The current programmes of the Colombo Plan are in the areas of public policy formulation in an environment of globalisation and market economy, private sector development as a prime mover for growth and in drug abuse and prevention in member countries. The Colombo Plan also provides skill development opportunities for technicians in middle level through another of its programmes the Colombo Plan Staff College for Technician Education located in Manila

The objectives of the Colombo Plan

  • to promote interest in and support for the economic and social development of Asia and the Pacific;
  • to promote technical cooperation and assist in the sharing and transfer of technology among member countries;
  • to keep under review relevant information on technical cooperation between the member governments, multilateral and other agencies with a view to accelerating development through cooperative effort;
  • to facilitate the transfer and sharing of the developmental experiences among member countries within the region with emphasis on the concept of South-south cooperation.

The Organizational Structure of the Colombo Plan:

The Consultative Committee (CCM), comprises all member governments and is the highest review and policy making body of the Colombo Plan. Its biennial meetings provide a forum for the exchange of views on current development problems facing member countries and review the work of the Colombo Plan in economic and social development within the region.

The Colombo Plan Council, comprises heads of diplomatic missions of member governments who are resident in Colombo, Sri Lanka. The President of the Council is nominated from among member countries annually on an alphabetical rotational basis. The Council meets every quarterly to identify important development issues facing its members and ensure the smooth implementation of the Consultative Committee`s decisions.

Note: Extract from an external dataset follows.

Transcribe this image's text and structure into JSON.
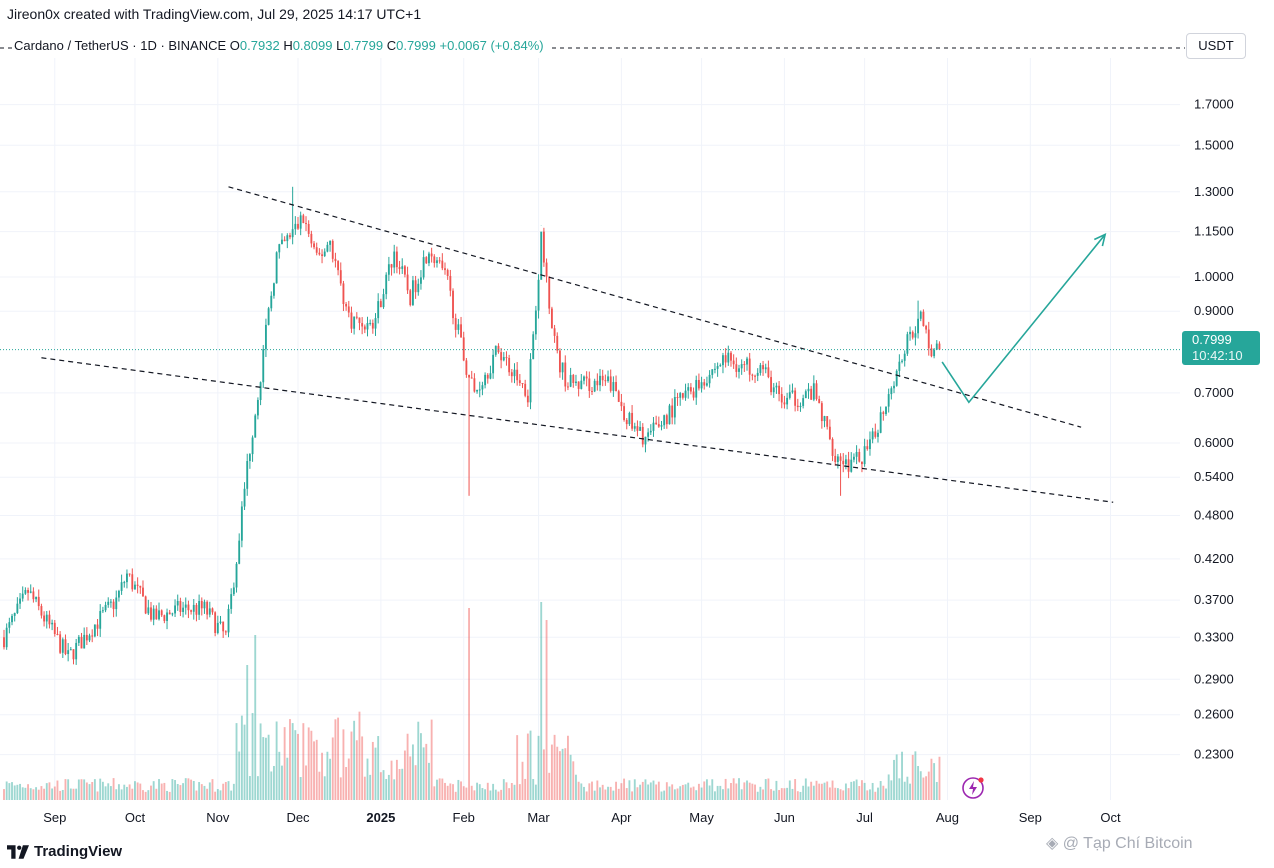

The Colombo Plan Secretariat, headed by a Secretary-General is located in Colombo, Sri Lanka, since 1951 and functions as the secretariat for the Consultative Committee and the Council. The Secretariat is responsible for the effective administration and implementation of the programmes of the Colombo Plan, in partnership with member countries and collaborating agencies.

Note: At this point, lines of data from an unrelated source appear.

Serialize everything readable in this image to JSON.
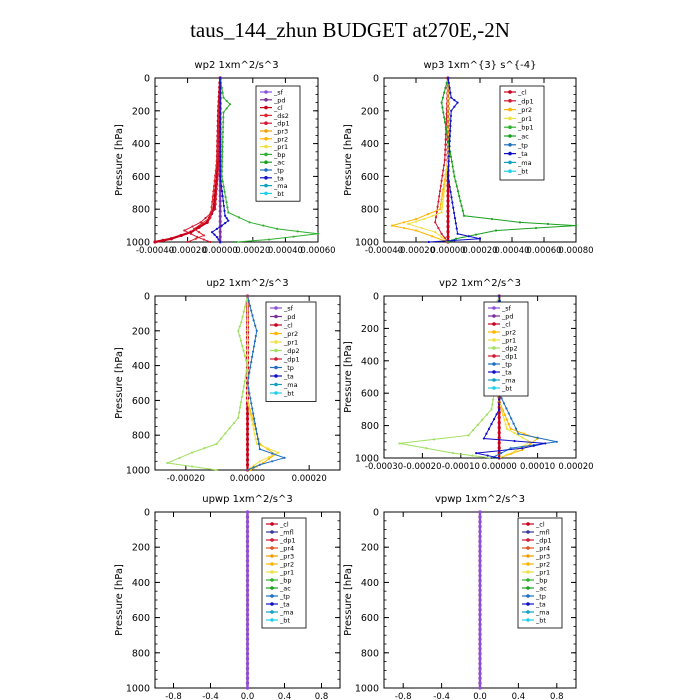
{
  "figure": {
    "title": "taus_144_zhun  BUDGET at270E,-2N"
  },
  "colors": {
    "sf": "#8a4fd8",
    "pd": "#7a2f9a",
    "cl": "#c8001c",
    "ds2": "#e0242c",
    "dp1": "#d01830",
    "pr3": "#f0a000",
    "pr2": "#ffb400",
    "pr1": "#f0e040",
    "pr4": "#e05020",
    "bp": "#30b030",
    "ac": "#1aa020",
    "tp": "#1e6fc0",
    "ta": "#1010c8",
    "ma": "#10a0c0",
    "bt": "#20d0e8",
    "dp2": "#a0e060",
    "mfl": "#3a3a9a"
  },
  "chart_data": [
    {
      "type": "line",
      "title": "wp2   1xm^2/s^3",
      "ylabel": "Pressure [hPa]",
      "ylim": [
        1000,
        0
      ],
      "xlim": [
        -0.0004,
        0.0006
      ],
      "xticks": [
        "-0.00040",
        "-0.00020",
        "0.00000",
        "0.00020",
        "0.00040",
        "0.00060"
      ],
      "yticks": [
        "0",
        "200",
        "400",
        "600",
        "800",
        "1000"
      ],
      "legend_position": "top-right",
      "legend": [
        "_sf",
        "_pd",
        "_cl",
        "_ds2",
        "_dp1",
        "_pr3",
        "_pr2",
        "_pr1",
        "_bp",
        "_ac",
        "_tp",
        "_ta",
        "_ma",
        "_bt"
      ],
      "series": [
        {
          "name": "_sf",
          "color_key": "sf",
          "points": [
            [
              0,
              0
            ],
            [
              0,
              500
            ],
            [
              0,
              1000
            ]
          ]
        },
        {
          "name": "_pd",
          "color_key": "pd",
          "points": [
            [
              0,
              0
            ],
            [
              0,
              500
            ],
            [
              0,
              1000
            ]
          ]
        },
        {
          "name": "_cl",
          "color_key": "cl",
          "points": [
            [
              0,
              0
            ],
            [
              -1e-05,
              200
            ],
            [
              -2e-05,
              600
            ],
            [
              -4e-05,
              800
            ],
            [
              -8e-05,
              880
            ],
            [
              -0.00018,
              940
            ],
            [
              -0.0003,
              980
            ],
            [
              -0.0004,
              1000
            ]
          ]
        },
        {
          "name": "_ds2",
          "color_key": "ds2",
          "points": [
            [
              0,
              0
            ],
            [
              -2e-05,
              500
            ],
            [
              -6e-05,
              850
            ],
            [
              -0.00016,
              920
            ],
            [
              -0.0001,
              960
            ],
            [
              -0.0002,
              1000
            ]
          ]
        },
        {
          "name": "_dp1",
          "color_key": "dp1",
          "points": [
            [
              0,
              0
            ],
            [
              0,
              400
            ],
            [
              -3e-05,
              800
            ],
            [
              -0.00012,
              880
            ],
            [
              -0.00022,
              930
            ],
            [
              -0.00014,
              970
            ],
            [
              -6e-05,
              1000
            ]
          ]
        },
        {
          "name": "_bp",
          "color_key": "bp",
          "points": [
            [
              0,
              0
            ],
            [
              2e-05,
              120
            ],
            [
              6e-05,
              160
            ],
            [
              2e-05,
              210
            ],
            [
              1e-05,
              600
            ],
            [
              5e-05,
              820
            ],
            [
              0.00018,
              880
            ],
            [
              0.00035,
              920
            ],
            [
              0.0006,
              950
            ],
            [
              0.0003,
              985
            ],
            [
              0.0001,
              1000
            ]
          ]
        },
        {
          "name": "_ta",
          "color_key": "ta",
          "points": [
            [
              0,
              0
            ],
            [
              0,
              600
            ],
            [
              3e-05,
              840
            ],
            [
              5e-05,
              870
            ],
            [
              1e-05,
              900
            ],
            [
              -5e-05,
              940
            ],
            [
              -2e-05,
              970
            ],
            [
              0,
              1000
            ]
          ]
        }
      ]
    },
    {
      "type": "line",
      "title": "wp3   1xm^{3} s^{-4}",
      "ylabel": "Pressure [hPa]",
      "ylim": [
        1000,
        0
      ],
      "xlim": [
        -0.0004,
        0.0008
      ],
      "xticks": [
        "-0.00040",
        "-0.00020",
        "0.00000",
        "0.00020",
        "0.00040",
        "0.00060",
        "0.00080"
      ],
      "yticks": [
        "0",
        "200",
        "400",
        "600",
        "800",
        "1000"
      ],
      "legend_position": "top-right",
      "legend": [
        "_cl",
        "_dp1",
        "_pr2",
        "_pr1",
        "_bp1",
        "_ac",
        "_tp",
        "_ta",
        "_ma",
        "_bt"
      ],
      "series": [
        {
          "name": "_cl",
          "color_key": "cl",
          "points": [
            [
              0,
              0
            ],
            [
              0,
              500
            ],
            [
              0,
              1000
            ]
          ]
        },
        {
          "name": "_dp1",
          "color_key": "dp1",
          "points": [
            [
              0,
              0
            ],
            [
              -2e-05,
              500
            ],
            [
              -8e-05,
              880
            ],
            [
              -4e-05,
              950
            ],
            [
              0,
              1000
            ]
          ]
        },
        {
          "name": "_pr2",
          "color_key": "pr2",
          "points": [
            [
              0,
              0
            ],
            [
              0,
              500
            ],
            [
              -5e-05,
              800
            ],
            [
              -0.0002,
              860
            ],
            [
              -0.00035,
              900
            ],
            [
              -0.0002,
              930
            ],
            [
              0,
              1000
            ]
          ]
        },
        {
          "name": "_pr1",
          "color_key": "pr1",
          "points": [
            [
              0,
              0
            ],
            [
              0,
              500
            ],
            [
              -4e-05,
              820
            ],
            [
              -0.00015,
              860
            ],
            [
              -0.00025,
              890
            ],
            [
              -8e-05,
              940
            ],
            [
              0,
              1000
            ]
          ]
        },
        {
          "name": "_ac",
          "color_key": "ac",
          "points": [
            [
              0,
              0
            ],
            [
              -4e-05,
              150
            ],
            [
              4e-05,
              600
            ],
            [
              0.0001,
              840
            ],
            [
              0.00045,
              880
            ],
            [
              0.0008,
              900
            ],
            [
              0.0003,
              930
            ],
            [
              5e-05,
              980
            ],
            [
              0,
              1000
            ]
          ]
        },
        {
          "name": "_ta",
          "color_key": "ta",
          "points": [
            [
              0,
              0
            ],
            [
              2e-05,
              120
            ],
            [
              6e-05,
              150
            ],
            [
              2e-05,
              200
            ],
            [
              0,
              600
            ],
            [
              6e-05,
              950
            ],
            [
              0.0002,
              980
            ],
            [
              -0.00012,
              1000
            ]
          ]
        }
      ]
    },
    {
      "type": "line",
      "title": "up2   1xm^2/s^3",
      "ylabel": "Pressure [hPa]",
      "ylim": [
        1000,
        0
      ],
      "xlim": [
        -0.0003,
        0.0003
      ],
      "xticks": [
        "-0.00020",
        "0.00000",
        "0.00020"
      ],
      "yticks": [
        "0",
        "200",
        "400",
        "600",
        "800",
        "1000"
      ],
      "legend_position": "top-right",
      "legend": [
        "_sf",
        "_pd",
        "_cl",
        "_pr2",
        "_pr1",
        "_dp2",
        "_dp1",
        "_tp",
        "_ta",
        "_ma",
        "_bt"
      ],
      "series": [
        {
          "name": "_sf",
          "color_key": "cl",
          "points": [
            [
              0,
              0
            ],
            [
              0,
              500
            ],
            [
              0,
              1000
            ]
          ]
        },
        {
          "name": "_pr2",
          "color_key": "pr2",
          "points": [
            [
              0,
              0
            ],
            [
              0,
              600
            ],
            [
              4e-05,
              850
            ],
            [
              9e-05,
              910
            ],
            [
              5e-05,
              960
            ],
            [
              1e-05,
              1000
            ]
          ]
        },
        {
          "name": "_pr1",
          "color_key": "pr1",
          "points": [
            [
              0,
              0
            ],
            [
              0,
              600
            ],
            [
              3e-05,
              850
            ],
            [
              0.0001,
              900
            ],
            [
              4e-05,
              950
            ],
            [
              0,
              1000
            ]
          ]
        },
        {
          "name": "_dp2",
          "color_key": "dp2",
          "points": [
            [
              0,
              0
            ],
            [
              -2e-05,
              150
            ],
            [
              -3e-05,
              200
            ],
            [
              0,
              400
            ],
            [
              -3e-05,
              700
            ],
            [
              -0.0001,
              850
            ],
            [
              -0.00018,
              900
            ],
            [
              -0.00026,
              960
            ],
            [
              -0.0001,
              1000
            ]
          ]
        },
        {
          "name": "_tp",
          "color_key": "tp",
          "points": [
            [
              0,
              0
            ],
            [
              2e-05,
              140
            ],
            [
              3e-05,
              200
            ],
            [
              0,
              500
            ],
            [
              4e-05,
              880
            ],
            [
              0.00012,
              930
            ],
            [
              4e-05,
              970
            ],
            [
              0,
              1000
            ]
          ]
        }
      ]
    },
    {
      "type": "line",
      "title": "vp2   1xm^2/s^3",
      "ylabel": "Pressure [hPa]",
      "ylim": [
        1000,
        0
      ],
      "xlim": [
        -0.0003,
        0.0002
      ],
      "xticks": [
        "-0.00030",
        "-0.00020",
        "-0.00010",
        "0.00000",
        "0.00010",
        "0.00020"
      ],
      "yticks": [
        "0",
        "200",
        "400",
        "600",
        "800",
        "1000"
      ],
      "legend_position": "top-right",
      "legend": [
        "_sf",
        "_pd",
        "_cl",
        "_pr2",
        "_pr1",
        "_dp2",
        "_dp1",
        "_tp",
        "_ta",
        "_ma",
        "_bt"
      ],
      "series": [
        {
          "name": "_sf",
          "color_key": "cl",
          "points": [
            [
              0,
              0
            ],
            [
              0,
              500
            ],
            [
              0,
              1000
            ]
          ]
        },
        {
          "name": "_pr2",
          "color_key": "pr2",
          "points": [
            [
              0,
              0
            ],
            [
              0,
              650
            ],
            [
              3e-05,
              820
            ],
            [
              0.0001,
              880
            ],
            [
              6e-05,
              950
            ],
            [
              0,
              1000
            ]
          ]
        },
        {
          "name": "_pr1",
          "color_key": "pr1",
          "points": [
            [
              0,
              0
            ],
            [
              0,
              650
            ],
            [
              2e-05,
              820
            ],
            [
              8e-05,
              900
            ],
            [
              4e-05,
              960
            ],
            [
              0,
              1000
            ]
          ]
        },
        {
          "name": "_dp2",
          "color_key": "dp2",
          "points": [
            [
              0,
              0
            ],
            [
              -2e-05,
              150
            ],
            [
              -1e-05,
              220
            ],
            [
              0,
              400
            ],
            [
              -2e-05,
              700
            ],
            [
              -8e-05,
              860
            ],
            [
              -0.00026,
              910
            ],
            [
              -0.00012,
              970
            ],
            [
              -2e-05,
              1000
            ]
          ]
        },
        {
          "name": "_tp",
          "color_key": "tp",
          "points": [
            [
              0,
              0
            ],
            [
              1e-05,
              150
            ],
            [
              2e-05,
              200
            ],
            [
              0,
              600
            ],
            [
              5e-05,
              850
            ],
            [
              0.00015,
              900
            ],
            [
              3e-05,
              940
            ],
            [
              -2e-05,
              1000
            ]
          ]
        },
        {
          "name": "_ta",
          "color_key": "ta",
          "points": [
            [
              0,
              0
            ],
            [
              0,
              700
            ],
            [
              -4e-05,
              880
            ],
            [
              0.00012,
              910
            ],
            [
              6e-05,
              940
            ],
            [
              -6e-05,
              970
            ],
            [
              0,
              1000
            ]
          ]
        }
      ]
    },
    {
      "type": "line",
      "title": "upwp   1xm^2/s^3",
      "ylabel": "Pressure [hPa]",
      "ylim": [
        1000,
        0
      ],
      "xlim": [
        -1,
        1
      ],
      "xticks": [
        "-0.8",
        "-0.4",
        "0.0",
        "0.4",
        "0.8"
      ],
      "yticks": [
        "0",
        "200",
        "400",
        "600",
        "800",
        "1000"
      ],
      "legend_position": "top-right",
      "legend": [
        "_cl",
        "_mfl",
        "_dp1",
        "_pr4",
        "_pr3",
        "_pr2",
        "_pr1",
        "_bp",
        "_ac",
        "_tp",
        "_ta",
        "_ma",
        "_bt"
      ],
      "series": [
        {
          "name": "_cl",
          "color_key": "cl",
          "points": [
            [
              0,
              0
            ],
            [
              0,
              500
            ],
            [
              0,
              1000
            ]
          ]
        },
        {
          "name": "_mfl",
          "color_key": "sf",
          "points": [
            [
              0,
              0
            ],
            [
              0,
              500
            ],
            [
              0,
              1000
            ]
          ]
        }
      ]
    },
    {
      "type": "line",
      "title": "vpwp   1xm^2/s^3",
      "ylabel": "Pressure [hPa]",
      "ylim": [
        1000,
        0
      ],
      "xlim": [
        -1,
        1
      ],
      "xticks": [
        "-0.8",
        "-0.4",
        "0.0",
        "0.4",
        "0.8"
      ],
      "yticks": [
        "0",
        "200",
        "400",
        "600",
        "800",
        "1000"
      ],
      "legend_position": "top-right",
      "legend": [
        "_cl",
        "_mfl",
        "_dp1",
        "_pr4",
        "_pr3",
        "_pr2",
        "_pr1",
        "_bp",
        "_ac",
        "_tp",
        "_ta",
        "_ma",
        "_bt"
      ],
      "series": [
        {
          "name": "_cl",
          "color_key": "cl",
          "points": [
            [
              0,
              0
            ],
            [
              0,
              500
            ],
            [
              0,
              1000
            ]
          ]
        },
        {
          "name": "_mfl",
          "color_key": "sf",
          "points": [
            [
              0,
              0
            ],
            [
              0,
              500
            ],
            [
              0,
              1000
            ]
          ]
        }
      ]
    }
  ]
}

A special characteristic of the Colombo Plan is that the administrative costs of the Council and the Secretariat are borne equally by all member countries. However, the training programmes of the Colombo Plan are voluntarily funded by traditional as well as newly emerging donors among its member countries. Developing member countries are also encouraged to meet local currency costs whenever training programmes are held in their respective countries. The Colombo Plan training programmes are also funded by contributions from non-member governments and regional/international organizations.

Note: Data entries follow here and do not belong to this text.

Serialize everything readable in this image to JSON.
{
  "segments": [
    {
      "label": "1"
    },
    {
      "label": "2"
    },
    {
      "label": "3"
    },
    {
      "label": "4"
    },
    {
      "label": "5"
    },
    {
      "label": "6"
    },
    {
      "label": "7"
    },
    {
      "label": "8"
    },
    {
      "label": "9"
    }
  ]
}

The Colombo Plan has 4 permanent programmes:

  • Programme for Public Administration & Environment (PPA & ENV)
  • Programme for Private Sector Development (PPSD)
  • Drug Advisory Programme (DAP)
  • Long-Term Scholarships Programme (LTSP)

Indonesia, as one of the member country of CP had been benefited from the CP activities particularly through the scholarship programmes for training and education through the year 1995-2007, and it is noted that 1131 Indonesian partisipants took part in the aforesaid programmes. On the other hand, Indonesia through National Drug Agency (BNN) have also been very active, in collaboration with CP and the Nahdatul Ulama on the implementation of joint cooperation on the countervailing of Drug Abuse programmme.

The 41st Colombo Plan Consultative Committee Meeting (CCM) in August 2008 in Kuala Lumpur agreed the Colombo Plan's Strategic Vision 2025 that will be reflected and implemented in the colombo Plan's Annual Programme. In that meeting Indonesia offered to co-sponsor  Training Course on Economic and Social Studies that covers Local Economic Development, Poverty Reduction, Micro Finance and Family Planning  to be held in 2010.